Bunun için, mümkin olan mevcûd, kendi kendine var olamaz ve varlıkda duramaz. Ona bir kuvvet te’sîr etmeseydi, hep yoklukda kalırdı. Var olamazdı. Kendini var edemiyen, başka mümkinleri de elbette halk edemez, yaratamaz. Mümkini yaratanın, vâcib-ül-vücûd olması lâzımdır. Âlemin var olması, bunu yokdan var eden bir yaratıcının var olduğunu gösteriyor. Görülüyor ki, hâdis olmıyarak ve mümkin olmıyarak, ya’nî hep var olarak, bütün mümkinlerin tek yaratıcısı, ancak vâcib-ül-vücûddür. O kadîmdir. Ya’nî hep var idi. Vâcib-ül-vücûd demek, vücûdü başkasından olmayıp ancak kendindendir. Ya’nî kendi kendine hep vardır. Başkası tarafından yaratılmamışdır. Eğer böyle olmazsa, mümkin ve hâdis olması, başkası tarafından yaratılması lâzım olur. Bu ise, düşünülenin tersine olan bir netîcedir. Fârisîde (Hudâ) demek, kendi kendine hep olucu, ya’nî kadîm demekdir. [Kitâbımızın I. ci kısm, 6. cı maddesinde, 74.cü sahîfede, dahâ geniş bilgi vardır. Lütfen oradan da okuyunuz!]

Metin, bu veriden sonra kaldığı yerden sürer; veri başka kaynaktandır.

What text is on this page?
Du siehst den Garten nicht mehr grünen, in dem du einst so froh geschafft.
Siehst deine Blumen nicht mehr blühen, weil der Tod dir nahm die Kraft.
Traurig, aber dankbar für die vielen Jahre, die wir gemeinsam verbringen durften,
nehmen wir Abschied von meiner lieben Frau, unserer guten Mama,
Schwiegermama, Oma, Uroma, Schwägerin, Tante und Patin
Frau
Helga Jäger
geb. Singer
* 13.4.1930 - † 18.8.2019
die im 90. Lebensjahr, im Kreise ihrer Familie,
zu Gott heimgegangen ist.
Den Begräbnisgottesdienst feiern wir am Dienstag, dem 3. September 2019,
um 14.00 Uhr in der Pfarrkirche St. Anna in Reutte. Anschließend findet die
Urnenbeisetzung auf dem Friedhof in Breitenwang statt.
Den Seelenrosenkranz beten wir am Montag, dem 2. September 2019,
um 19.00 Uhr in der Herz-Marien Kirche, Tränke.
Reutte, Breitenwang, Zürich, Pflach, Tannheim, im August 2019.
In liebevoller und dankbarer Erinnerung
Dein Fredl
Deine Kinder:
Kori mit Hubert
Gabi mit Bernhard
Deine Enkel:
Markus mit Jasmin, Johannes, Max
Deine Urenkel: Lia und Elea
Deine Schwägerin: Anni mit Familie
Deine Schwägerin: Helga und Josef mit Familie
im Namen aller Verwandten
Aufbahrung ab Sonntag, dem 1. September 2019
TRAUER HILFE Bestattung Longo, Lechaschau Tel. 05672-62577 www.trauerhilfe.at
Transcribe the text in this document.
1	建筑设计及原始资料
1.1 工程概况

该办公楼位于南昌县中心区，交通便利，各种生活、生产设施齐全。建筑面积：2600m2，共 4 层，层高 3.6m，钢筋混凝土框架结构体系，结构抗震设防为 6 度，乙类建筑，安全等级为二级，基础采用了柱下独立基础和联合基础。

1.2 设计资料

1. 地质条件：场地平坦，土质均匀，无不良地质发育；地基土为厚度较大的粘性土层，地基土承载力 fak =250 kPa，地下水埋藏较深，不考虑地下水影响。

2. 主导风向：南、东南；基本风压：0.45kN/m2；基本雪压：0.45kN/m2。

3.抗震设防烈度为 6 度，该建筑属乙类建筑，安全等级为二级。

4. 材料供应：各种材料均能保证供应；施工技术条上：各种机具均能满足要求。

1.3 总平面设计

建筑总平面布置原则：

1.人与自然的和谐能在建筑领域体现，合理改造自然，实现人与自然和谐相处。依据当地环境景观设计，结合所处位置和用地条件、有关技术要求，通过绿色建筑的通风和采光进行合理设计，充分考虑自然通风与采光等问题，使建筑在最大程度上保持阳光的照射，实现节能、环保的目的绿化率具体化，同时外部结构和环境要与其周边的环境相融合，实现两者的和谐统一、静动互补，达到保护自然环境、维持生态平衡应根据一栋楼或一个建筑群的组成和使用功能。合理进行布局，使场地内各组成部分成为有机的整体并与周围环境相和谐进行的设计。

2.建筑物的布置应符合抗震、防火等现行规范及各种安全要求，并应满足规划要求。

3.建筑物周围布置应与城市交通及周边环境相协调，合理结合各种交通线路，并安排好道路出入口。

Âlemlerin, şaşılacak bir nizâm içinde olduklarını görüyoruz. Fen, her sene bunların yenilerini bulmakdadır. Bu nizâmı yaratanın, (Hay) diri, (Âlim) bilici,(Kâdir) gücü yetici, (Mürîd) dileyici, (Semî) işitici, (Basîr) görücü,(Mütekellim) söyleyici ve (Hâlık) yaratıcı olması lâzımdır. Çünki, ölmek ve câhil olmak ve gücü yetmemek ve zorla yapmak, sağırlık ve körlük ve söyliyememek, birer kusûrdur, utanılacak şeylerdir. Bu kâinâtı, bu âlemi, bu nizâm üzere yaratanda ve yok olmakdan koruyanda, böyle kusûrlu sıfatların bulunması olacak şey değildir.
[Atomdan yıldızlara kadar her varlık birer hesâbla, kanûnla yaratılmışdır. Fizikde, kimyâda, astronomide ve biyolojide keşf edilebilen kanûnlardaki, bağlantılardaki nizâm, akllara hayret vermekdedir. Darwin bile, (Gözün yapısındaki nizâmı, incelikleri düşündükçe, hayretden tepem atacak gibi oluyor) demek zorunda kalmışdır. Hava, yüzde 78 azot, 21 oksijen ve 1 soy gazlar karışımıdır. Bileşik değil, karışımdır. Oksijen yüzde 21 den çok olsaydı, ciğerlerimizi yakardı. 21 den az olsaydı, kandaki gıdâ maddelerini yakamazdı. İnsanlar ve hayvanlar, yaşayamazdı. Bu 21 mikdârı, her yerde ve yağmurda değişmiyor. Bu ise büyük ni’metdir. Allahın varlığını, kudretini ve merhametini göstermiyor mu? Bu hârika yanında, gözün yapısı hiç kalmakdadır. Fen bilgilerinde okutulan bütün kanûnları, ince hesâbları, formülleri yaratan, hiç noksan sıfatlı olur mu?]
Bundan başka, adı geçen kemâl sıfatlarını, mahlûklarında da görüyoruz. Bunları, mahlûklarında yaratmışdır. Bu sıfatlar, kendisinde bulunmasaydı, mahlûklarda nasıl yaratabilirdi? Kendisinde bulunmasaydı, mahlûkları Ondan dahâ üstün olurlardı.
Yine deriz ki, âlemleri yaratanda, bütün kemâl, üstün sıfatların bulunması ve noksan sıfatlardan hiçbirinin bulunmaması lâzımdır.